Je suis très heureux que vous ayiez accepté l’invitation de Gilles Jacob et la mienne à
prendre deux heures de votre temps pour que nous discutions ensemble librement de la
diversité culturelle.

1. Pourquoi la diversité

La diversité culturelle est une exigence politique essentielle. Les artistes, tous autant qu’ils
sont, dans leur diversité, doivent avoir la capacité de créer librement, et le public doit pouvoir
accéder à leurs créations. C’est pourquoi, chaque Etat doit avoir le droit d’aider les créateurs
sur son territoire comme il l’entend, et ce droit lui est désormais reconnu par la communauté
internationale, grâce à l’adoption de la convention de l’Unesco.

La diversité culturelle est la meilleure réponse à la mondialisation. C’est un enjeu de
gouvernance mondiale. Face à la mondialisation, le dialogue des cultures est un facteur de
paix entre les peuples et de cohésion sociale.
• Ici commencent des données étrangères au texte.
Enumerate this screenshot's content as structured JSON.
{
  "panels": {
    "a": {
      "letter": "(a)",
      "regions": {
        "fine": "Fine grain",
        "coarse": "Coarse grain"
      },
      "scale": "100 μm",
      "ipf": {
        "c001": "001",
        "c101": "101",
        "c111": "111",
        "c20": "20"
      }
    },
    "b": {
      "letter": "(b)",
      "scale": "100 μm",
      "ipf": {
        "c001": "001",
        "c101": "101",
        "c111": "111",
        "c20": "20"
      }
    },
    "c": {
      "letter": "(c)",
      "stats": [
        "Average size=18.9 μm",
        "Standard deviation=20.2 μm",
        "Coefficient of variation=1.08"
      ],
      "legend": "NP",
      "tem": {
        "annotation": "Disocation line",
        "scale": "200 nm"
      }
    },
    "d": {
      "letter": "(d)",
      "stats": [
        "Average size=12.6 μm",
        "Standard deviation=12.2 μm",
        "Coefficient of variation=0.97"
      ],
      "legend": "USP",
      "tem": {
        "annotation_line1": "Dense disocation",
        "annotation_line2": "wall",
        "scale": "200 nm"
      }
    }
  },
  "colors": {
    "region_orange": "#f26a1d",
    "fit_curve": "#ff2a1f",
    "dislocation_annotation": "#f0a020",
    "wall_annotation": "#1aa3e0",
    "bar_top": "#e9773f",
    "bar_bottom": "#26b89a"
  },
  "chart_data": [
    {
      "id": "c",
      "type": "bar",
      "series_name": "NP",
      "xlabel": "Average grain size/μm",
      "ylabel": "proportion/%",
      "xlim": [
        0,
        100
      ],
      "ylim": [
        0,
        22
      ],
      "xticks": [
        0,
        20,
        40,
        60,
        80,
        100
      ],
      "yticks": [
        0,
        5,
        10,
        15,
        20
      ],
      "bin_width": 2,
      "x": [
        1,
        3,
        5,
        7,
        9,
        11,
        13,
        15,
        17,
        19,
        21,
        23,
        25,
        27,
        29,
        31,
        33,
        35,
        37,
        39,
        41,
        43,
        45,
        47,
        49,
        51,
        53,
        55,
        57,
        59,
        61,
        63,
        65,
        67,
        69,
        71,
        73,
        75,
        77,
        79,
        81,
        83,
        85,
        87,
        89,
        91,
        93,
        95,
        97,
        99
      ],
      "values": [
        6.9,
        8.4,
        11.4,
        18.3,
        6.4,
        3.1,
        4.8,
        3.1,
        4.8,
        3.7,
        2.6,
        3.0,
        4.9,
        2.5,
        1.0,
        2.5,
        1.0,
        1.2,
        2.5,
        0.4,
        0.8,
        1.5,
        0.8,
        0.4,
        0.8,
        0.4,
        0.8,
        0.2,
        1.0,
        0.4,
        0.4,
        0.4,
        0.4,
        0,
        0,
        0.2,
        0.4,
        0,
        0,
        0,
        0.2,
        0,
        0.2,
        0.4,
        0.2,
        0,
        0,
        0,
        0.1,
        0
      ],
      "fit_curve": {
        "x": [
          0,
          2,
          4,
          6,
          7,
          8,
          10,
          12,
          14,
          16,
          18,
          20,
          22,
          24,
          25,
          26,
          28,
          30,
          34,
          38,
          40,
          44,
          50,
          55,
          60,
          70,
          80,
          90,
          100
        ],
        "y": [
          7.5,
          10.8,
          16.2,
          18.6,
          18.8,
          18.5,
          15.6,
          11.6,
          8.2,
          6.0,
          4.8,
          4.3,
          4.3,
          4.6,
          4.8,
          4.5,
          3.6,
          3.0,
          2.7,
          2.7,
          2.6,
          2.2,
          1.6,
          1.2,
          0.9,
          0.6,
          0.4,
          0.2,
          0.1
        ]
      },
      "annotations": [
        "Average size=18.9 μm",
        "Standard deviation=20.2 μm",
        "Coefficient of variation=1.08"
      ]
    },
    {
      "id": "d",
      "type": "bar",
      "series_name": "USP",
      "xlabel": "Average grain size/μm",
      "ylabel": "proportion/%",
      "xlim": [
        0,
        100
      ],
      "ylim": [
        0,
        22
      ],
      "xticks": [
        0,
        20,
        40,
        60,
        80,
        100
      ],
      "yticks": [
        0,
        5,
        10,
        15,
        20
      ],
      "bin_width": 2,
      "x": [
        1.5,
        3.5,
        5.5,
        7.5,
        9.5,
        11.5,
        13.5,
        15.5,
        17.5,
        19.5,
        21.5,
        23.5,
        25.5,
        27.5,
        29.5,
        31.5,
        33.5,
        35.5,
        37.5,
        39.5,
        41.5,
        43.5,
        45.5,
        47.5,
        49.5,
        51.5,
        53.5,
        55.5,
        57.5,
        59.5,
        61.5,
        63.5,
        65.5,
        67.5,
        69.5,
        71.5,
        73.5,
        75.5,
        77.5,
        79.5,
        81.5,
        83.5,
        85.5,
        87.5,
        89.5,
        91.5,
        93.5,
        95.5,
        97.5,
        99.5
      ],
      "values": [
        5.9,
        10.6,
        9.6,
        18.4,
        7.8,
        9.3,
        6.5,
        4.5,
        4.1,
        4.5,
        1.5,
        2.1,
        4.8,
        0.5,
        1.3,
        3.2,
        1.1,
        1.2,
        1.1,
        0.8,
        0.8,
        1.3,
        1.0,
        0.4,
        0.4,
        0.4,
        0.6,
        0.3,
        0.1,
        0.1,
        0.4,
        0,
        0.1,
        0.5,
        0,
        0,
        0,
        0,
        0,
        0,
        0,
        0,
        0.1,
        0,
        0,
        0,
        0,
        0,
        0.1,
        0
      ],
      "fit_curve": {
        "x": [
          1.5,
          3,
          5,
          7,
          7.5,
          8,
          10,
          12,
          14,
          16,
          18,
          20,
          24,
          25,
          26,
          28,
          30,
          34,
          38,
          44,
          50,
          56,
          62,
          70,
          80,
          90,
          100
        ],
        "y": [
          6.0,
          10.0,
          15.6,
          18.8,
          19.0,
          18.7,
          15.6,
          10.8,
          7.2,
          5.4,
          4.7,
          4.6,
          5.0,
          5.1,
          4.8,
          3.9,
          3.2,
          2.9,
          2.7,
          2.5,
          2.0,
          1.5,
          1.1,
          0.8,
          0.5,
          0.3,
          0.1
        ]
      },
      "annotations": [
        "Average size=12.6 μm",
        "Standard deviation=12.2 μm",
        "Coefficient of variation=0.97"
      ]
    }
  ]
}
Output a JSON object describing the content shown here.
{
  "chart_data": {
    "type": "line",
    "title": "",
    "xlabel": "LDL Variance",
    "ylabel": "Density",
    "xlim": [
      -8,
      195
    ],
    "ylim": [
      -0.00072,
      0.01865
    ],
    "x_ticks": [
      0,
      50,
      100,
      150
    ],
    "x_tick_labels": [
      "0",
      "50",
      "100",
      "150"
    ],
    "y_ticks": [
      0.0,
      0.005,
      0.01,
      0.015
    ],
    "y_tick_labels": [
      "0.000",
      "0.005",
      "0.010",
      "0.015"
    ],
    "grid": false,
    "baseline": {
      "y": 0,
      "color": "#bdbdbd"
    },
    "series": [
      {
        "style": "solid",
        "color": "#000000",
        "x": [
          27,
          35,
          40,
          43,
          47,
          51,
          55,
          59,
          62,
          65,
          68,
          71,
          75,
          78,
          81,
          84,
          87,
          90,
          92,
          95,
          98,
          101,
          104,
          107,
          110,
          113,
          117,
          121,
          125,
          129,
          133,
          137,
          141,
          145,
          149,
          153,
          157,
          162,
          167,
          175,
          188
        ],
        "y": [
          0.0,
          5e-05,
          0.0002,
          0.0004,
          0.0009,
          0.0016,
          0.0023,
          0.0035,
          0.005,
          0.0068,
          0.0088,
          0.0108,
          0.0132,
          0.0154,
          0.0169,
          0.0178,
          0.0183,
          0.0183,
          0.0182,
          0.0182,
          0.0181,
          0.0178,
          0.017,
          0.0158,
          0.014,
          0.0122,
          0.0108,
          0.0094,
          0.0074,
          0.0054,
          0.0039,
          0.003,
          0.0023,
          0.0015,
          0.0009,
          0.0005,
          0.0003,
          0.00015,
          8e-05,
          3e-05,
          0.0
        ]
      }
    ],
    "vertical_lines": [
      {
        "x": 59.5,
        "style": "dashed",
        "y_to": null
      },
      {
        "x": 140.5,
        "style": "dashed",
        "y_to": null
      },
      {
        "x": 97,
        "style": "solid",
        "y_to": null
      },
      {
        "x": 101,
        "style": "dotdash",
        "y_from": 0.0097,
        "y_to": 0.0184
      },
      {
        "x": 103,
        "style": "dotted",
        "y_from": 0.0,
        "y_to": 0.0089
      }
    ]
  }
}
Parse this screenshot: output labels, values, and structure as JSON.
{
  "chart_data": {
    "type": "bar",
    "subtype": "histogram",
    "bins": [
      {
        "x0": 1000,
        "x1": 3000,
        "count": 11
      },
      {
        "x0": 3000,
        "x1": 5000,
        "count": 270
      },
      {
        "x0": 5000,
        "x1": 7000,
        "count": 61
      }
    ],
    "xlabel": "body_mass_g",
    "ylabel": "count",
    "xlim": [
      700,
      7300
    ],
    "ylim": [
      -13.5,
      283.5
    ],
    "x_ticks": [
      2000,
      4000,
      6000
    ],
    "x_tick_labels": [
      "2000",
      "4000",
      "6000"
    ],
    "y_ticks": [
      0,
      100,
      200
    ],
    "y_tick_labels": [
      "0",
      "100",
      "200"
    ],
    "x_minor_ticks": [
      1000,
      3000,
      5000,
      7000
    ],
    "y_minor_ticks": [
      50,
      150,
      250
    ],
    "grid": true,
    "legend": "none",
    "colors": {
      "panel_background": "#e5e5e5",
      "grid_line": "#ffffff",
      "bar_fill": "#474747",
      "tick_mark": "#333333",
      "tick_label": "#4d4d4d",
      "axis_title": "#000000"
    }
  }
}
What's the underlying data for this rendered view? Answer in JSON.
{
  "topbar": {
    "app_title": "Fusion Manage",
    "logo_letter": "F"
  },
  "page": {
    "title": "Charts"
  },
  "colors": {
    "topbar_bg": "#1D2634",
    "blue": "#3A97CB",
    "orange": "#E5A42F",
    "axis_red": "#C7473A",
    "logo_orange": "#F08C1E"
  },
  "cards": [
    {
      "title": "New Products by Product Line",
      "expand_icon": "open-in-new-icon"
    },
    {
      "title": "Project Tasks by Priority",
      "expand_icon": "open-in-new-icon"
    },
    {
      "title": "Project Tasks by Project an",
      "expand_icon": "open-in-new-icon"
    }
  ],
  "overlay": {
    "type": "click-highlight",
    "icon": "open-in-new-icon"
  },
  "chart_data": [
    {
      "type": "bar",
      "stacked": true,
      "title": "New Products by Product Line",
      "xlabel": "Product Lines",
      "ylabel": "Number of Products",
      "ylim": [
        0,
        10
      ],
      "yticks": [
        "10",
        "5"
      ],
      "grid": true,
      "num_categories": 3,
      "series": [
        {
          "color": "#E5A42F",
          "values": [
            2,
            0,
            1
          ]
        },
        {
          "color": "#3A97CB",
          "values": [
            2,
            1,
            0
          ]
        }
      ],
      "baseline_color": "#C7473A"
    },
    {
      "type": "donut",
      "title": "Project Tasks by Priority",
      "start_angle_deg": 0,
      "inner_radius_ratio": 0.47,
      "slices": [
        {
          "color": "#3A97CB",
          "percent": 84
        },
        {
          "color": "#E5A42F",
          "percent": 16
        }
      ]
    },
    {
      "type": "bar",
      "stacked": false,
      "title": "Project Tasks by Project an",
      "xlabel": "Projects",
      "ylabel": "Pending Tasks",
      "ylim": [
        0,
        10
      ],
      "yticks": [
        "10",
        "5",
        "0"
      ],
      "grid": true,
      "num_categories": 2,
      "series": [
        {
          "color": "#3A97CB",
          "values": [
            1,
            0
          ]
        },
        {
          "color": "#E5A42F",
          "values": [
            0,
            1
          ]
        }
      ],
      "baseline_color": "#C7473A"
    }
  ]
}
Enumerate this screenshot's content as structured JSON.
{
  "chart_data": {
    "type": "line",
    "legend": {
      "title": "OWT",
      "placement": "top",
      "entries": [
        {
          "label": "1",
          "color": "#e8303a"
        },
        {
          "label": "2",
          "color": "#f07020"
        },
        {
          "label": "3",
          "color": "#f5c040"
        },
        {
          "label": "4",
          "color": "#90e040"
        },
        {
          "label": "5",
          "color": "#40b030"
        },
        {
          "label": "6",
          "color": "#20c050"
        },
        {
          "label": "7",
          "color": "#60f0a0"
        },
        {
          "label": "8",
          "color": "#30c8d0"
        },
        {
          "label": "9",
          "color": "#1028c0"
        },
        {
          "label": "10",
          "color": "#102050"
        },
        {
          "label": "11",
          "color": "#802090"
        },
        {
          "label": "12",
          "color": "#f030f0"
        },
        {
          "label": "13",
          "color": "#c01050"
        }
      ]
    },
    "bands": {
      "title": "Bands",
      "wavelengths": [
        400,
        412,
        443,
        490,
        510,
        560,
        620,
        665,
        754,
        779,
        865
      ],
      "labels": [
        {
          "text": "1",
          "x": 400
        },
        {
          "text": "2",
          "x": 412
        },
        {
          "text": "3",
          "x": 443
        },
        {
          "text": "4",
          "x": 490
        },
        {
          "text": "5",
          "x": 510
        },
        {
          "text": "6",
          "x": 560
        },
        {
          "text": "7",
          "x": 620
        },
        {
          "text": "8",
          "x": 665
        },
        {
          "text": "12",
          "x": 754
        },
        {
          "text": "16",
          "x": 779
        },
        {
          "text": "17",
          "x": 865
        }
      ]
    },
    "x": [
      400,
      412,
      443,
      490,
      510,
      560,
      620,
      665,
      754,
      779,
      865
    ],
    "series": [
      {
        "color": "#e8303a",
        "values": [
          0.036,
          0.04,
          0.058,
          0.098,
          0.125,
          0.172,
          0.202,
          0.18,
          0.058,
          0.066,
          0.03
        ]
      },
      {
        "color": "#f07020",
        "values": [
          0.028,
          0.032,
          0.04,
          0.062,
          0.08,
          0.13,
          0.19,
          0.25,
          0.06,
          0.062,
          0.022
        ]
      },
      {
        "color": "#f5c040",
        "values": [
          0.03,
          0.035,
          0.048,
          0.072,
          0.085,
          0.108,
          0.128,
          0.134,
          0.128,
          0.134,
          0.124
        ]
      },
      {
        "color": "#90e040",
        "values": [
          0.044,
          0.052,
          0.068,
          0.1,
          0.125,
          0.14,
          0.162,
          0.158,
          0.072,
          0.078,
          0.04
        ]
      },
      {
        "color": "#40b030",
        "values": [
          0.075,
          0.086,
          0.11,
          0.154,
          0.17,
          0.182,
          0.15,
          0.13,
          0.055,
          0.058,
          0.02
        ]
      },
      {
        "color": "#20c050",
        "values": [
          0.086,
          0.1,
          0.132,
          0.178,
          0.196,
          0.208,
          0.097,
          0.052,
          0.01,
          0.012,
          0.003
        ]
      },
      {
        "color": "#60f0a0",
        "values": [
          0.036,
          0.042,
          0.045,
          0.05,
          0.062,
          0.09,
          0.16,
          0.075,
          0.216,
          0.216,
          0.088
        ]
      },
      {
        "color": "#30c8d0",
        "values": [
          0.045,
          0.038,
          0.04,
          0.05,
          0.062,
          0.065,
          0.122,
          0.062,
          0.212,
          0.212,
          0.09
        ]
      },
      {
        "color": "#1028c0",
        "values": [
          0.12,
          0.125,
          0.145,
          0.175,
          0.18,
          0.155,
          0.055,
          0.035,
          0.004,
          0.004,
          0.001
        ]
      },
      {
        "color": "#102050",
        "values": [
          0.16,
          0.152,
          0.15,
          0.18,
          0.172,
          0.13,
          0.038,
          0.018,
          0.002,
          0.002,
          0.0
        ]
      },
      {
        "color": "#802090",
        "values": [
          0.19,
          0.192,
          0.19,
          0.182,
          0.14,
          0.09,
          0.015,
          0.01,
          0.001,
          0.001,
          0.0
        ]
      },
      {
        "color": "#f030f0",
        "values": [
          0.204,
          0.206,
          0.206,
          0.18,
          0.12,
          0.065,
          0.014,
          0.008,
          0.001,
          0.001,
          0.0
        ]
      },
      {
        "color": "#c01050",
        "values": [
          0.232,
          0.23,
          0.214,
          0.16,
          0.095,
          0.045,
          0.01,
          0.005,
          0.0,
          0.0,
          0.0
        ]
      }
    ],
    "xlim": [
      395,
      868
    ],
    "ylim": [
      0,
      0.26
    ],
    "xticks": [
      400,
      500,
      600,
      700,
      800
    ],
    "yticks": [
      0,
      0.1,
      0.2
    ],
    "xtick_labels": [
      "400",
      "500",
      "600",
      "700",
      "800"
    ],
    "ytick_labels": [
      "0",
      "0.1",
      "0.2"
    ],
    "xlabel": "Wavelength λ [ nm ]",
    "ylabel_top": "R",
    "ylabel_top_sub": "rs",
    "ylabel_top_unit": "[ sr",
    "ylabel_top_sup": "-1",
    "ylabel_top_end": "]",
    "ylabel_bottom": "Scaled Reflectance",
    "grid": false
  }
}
La diversité culturelle est aussi nécessaire que
la biodiversité.

Le développement et la libéralisation des échanges internationaux, ainsi que les
bouleversements technologiques – et notamment numériques – facilitent les mouvements de
concentration des industries culturelles et l’apparition d’industries dominantes, pour ne pas
dire de cultures dominantes, et tendent à unifier les cultures.

Face au risque d’un seul style de cinéma, d’une seule manière de voir le monde, d’une seule
manière de s’exprimer, l’exigence de diversité culturelle rappelle la nécessaire,
l'indispensable polyphonie des langues et des cultures.

2. Pourquoi le cinéma est particulièrement concerné par ces enjeux

Le cinéma est un art, « et par ailleurs, une industrie » écrivait Malraux dans son Esquisse
d’une psychologie du cinéma. Le cinéma est devenu l’industrie culturelle par excellence. Une
industrie stratégique. Dans un monde où l’image est reine, le cinéma est l’expression des
identités, des imaginaires, des cultures, des représentations du monde.

Cette expression est le fruit, tout autant du court-métrage tourné en vidéo numérique que de
la superproduction internationale ou du film d’auteur.

On a souvent dit que le combat en faveur de la diversité culturelle, dans le domaine du
cinéma, était un combat contre le cinéma « américain ». Pour ma part, je n’ai jamais partagé
ce point de vue. Le cinéma américain, qu’il émane des fameuses majors, ou des producteurs
indépendants, doit pouvoir exister et être vu, mais ce droit doit également et dans le même
temps être reconnu aux cinémas africains, européens, asiatiques et latino-américains.

Or, près de 85% des films diffusés en salles dans le monde aujourd’hui sont produits par les
studios américains. Ces mêmes films représentent 71% de parts de marché en Europe, 64%
au Japon et 97% aux Etats-Unis. J’ajoute que, selon l’UNESCO, 88 pays sur 185 n’avaient
produit aucun film en 2000.

De tels chiffres doivent nous alarmer. Ils prouvent si nécessaire que les risques
d’uniformisation du monde et de 15 représentations sont bien réels et qu’ils ne feraient que
s’accentuer si les Etats, individuellement et collectivement, n’avaient décidé d’agir, ce qu’ils
ont fait en adoptant la convention de l’Unesco.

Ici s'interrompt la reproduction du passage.